Capítulo 46
«Los telegramas nunca son una interrupción bienvenida», pensó lord Netherwood. Según su experiencia, cualquier cosa que estuviera haciendo cuando llegaban era mejor que las noticias que traían. Nunca había llegado una felicitación de cumpleaños en un papelito beige de la oficina de telégrafos, ni la noticia de un nacimiento que celebrar para alegrarle el día, y aquella mañana no fue una excepción. Estaba sentado alegremente en su estudio después del desayuno, analizando la cotización y calculando sus ganancias, cuando Munster llamó a la puerta, entró y le puso por delante una bandeja de plata con la terrible noticia de que ocho de sus hombres habían muerto en un accidente en New Mill.

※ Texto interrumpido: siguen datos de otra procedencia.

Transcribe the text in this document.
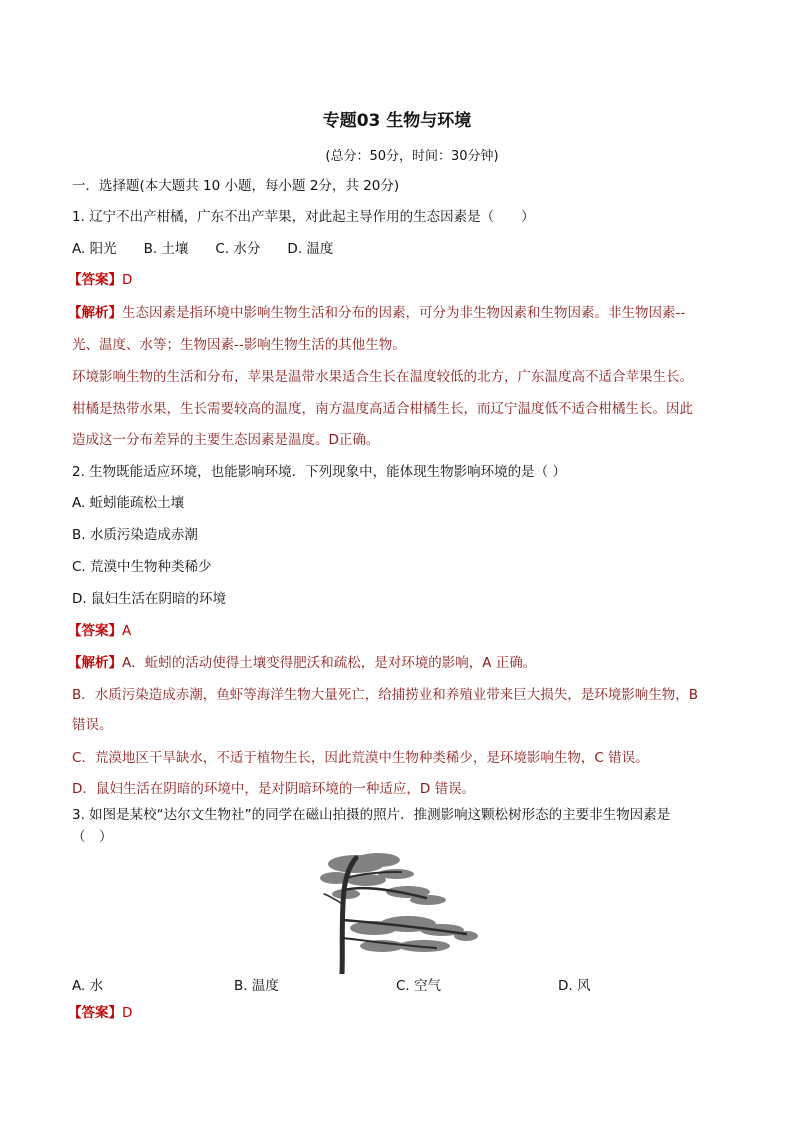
专题03 生物与环境
(总分：50分，时间：30分钟)
一．选择题(本大题共 10 小题，每小题 2分，共 20分)
1. 辽宁不出产柑橘，广东不出产苹果，对此起主导作用的生态因素是（　　）
A. 阳光　　B. 土壤　　C. 水分　　D. 温度
【答案】D
【解析】生态因素是指环境中影响生物生活和分布的因素，可分为非生物因素和生物因素。非生物因素--
光、温度、水等；生物因素--影响生物生活的其他生物。
环境影响生物的生活和分布，苹果是温带水果适合生长在温度较低的北方，广东温度高不适合苹果生长。
柑橘是热带水果，生长需要较高的温度，南方温度高适合柑橘生长，而辽宁温度低不适合柑橘生长。因此
造成这一分布差异的主要生态因素是温度。D正确。
2. 生物既能适应环境，也能影响环境．下列现象中，能体现生物影响环境的是（ ）
A. 蚯蚓能疏松土壤
B. 水质污染造成赤潮
C. 荒漠中生物种类稀少
D. 鼠妇生活在阴暗的环境
【答案】A
【解析】A．蚯蚓的活动使得土壤变得肥沃和疏松，是对环境的影响，A 正确。
B．水质污染造成赤潮，鱼虾等海洋生物大量死亡，给捕捞业和养殖业带来巨大损失，是环境影响生物，B
错误。
C．荒漠地区干旱缺水，不适于植物生长，因此荒漠中生物种类稀少，是环境影响生物，C 错误。
D．鼠妇生活在阴暗的环境中，是对阴暗环境的一种适应，D 错误。
3. 如图是某校“达尔文生物社”的同学在磁山拍摄的照片．推测影响这颗松树形态的主要非生物因素是
（　）
A. 水	B. 温度	C. 空气	D. 风
【答案】D
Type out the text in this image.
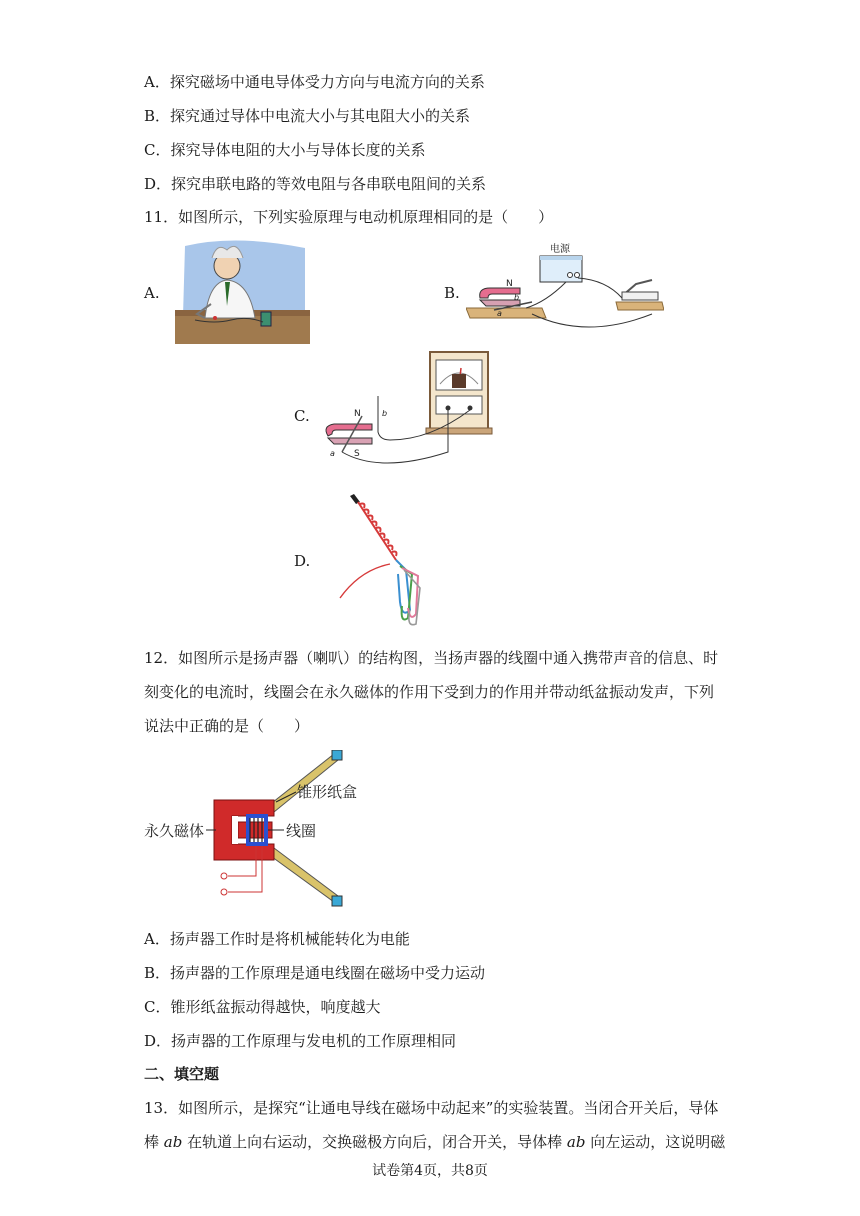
A．探究磁场中通电导体受力方向与电流方向的关系
B．探究通过导体中电流大小与其电阻大小的关系
C．探究导体电阻的大小与导体长度的关系
D．探究串联电路的等效电阻与各串联电阻间的关系
11．如图所示，下列实验原理与电动机原理相同的是（　　）
A.	B.
电源
N
a
b
C.	N
S
a
b
D.
12．如图所示是扬声器（喇叭）的结构图，当扬声器的线圈中通入携带声音的信息、时
刻变化的电流时，线圈会在永久磁体的作用下受到力的作用并带动纸盆振动发声，下列
说法中正确的是（　　）
锥形纸盒
线圈
永久磁体
A．扬声器工作时是将机械能转化为电能
B．扬声器的工作原理是通电线圈在磁场中受力运动
C．锥形纸盆振动得越快，响度越大
D．扬声器的工作原理与发电机的工作原理相同
二、填空题
13．如图所示，是探究“让通电导线在磁场中动起来”的实验装置。当闭合开关后，导体
棒 ab 在轨道上向右运动，交换磁极方向后，闭合开关，导体棒 ab 向左运动，这说明磁
试卷第4页，共8页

—Ay, por Dios —dijo después de leerlo y se dejó caer en la silla, justo cuando Henrietta estaba entrando en la habitación.
—¿Qué pasa, papá? —dijo, alarmándose al instante—. ¿Estás bien?
Él le pasó el telegrama por encima del escritorio y Henry cruzó rápidamente la estancia para leerlo.
—Qué horror. ¿Sabemos cómo ha…?
El conde negó con la cabeza, sin dejarla terminar la frase.
—Sé lo mismo que tú —dijo—. Pero tengo que viajar al norte, y a tu madre no le va a gustar.
—Bueno, eso da igual ahora —dijo—. Tienes que ir, y, ¿papá?
Él la miró.
—¿Qué?
—Me gustaría acompañarte.
El conde emitió una breve risilla de incredulidad.
—Henry, tanto tú como yo sabemos que eso está completamente fuera de lugar. Y en cualquier caso, ¿qué podrías hacer tú allí de utilidad?
Eso sí que había estado fuera de lugar, pensó Henrietta, pero su padre nunca había llevado bien que le levantaran la voz, así que se controló.
—Podría apoyarte, en primer lugar. También podría, con mi presencia, demostrar que nuestra familia responde como debe ante la tragedia. ¿Qué prefieres, que vaya a otra fiesta absurda más? ¿Que me compre otro vestido para la colección?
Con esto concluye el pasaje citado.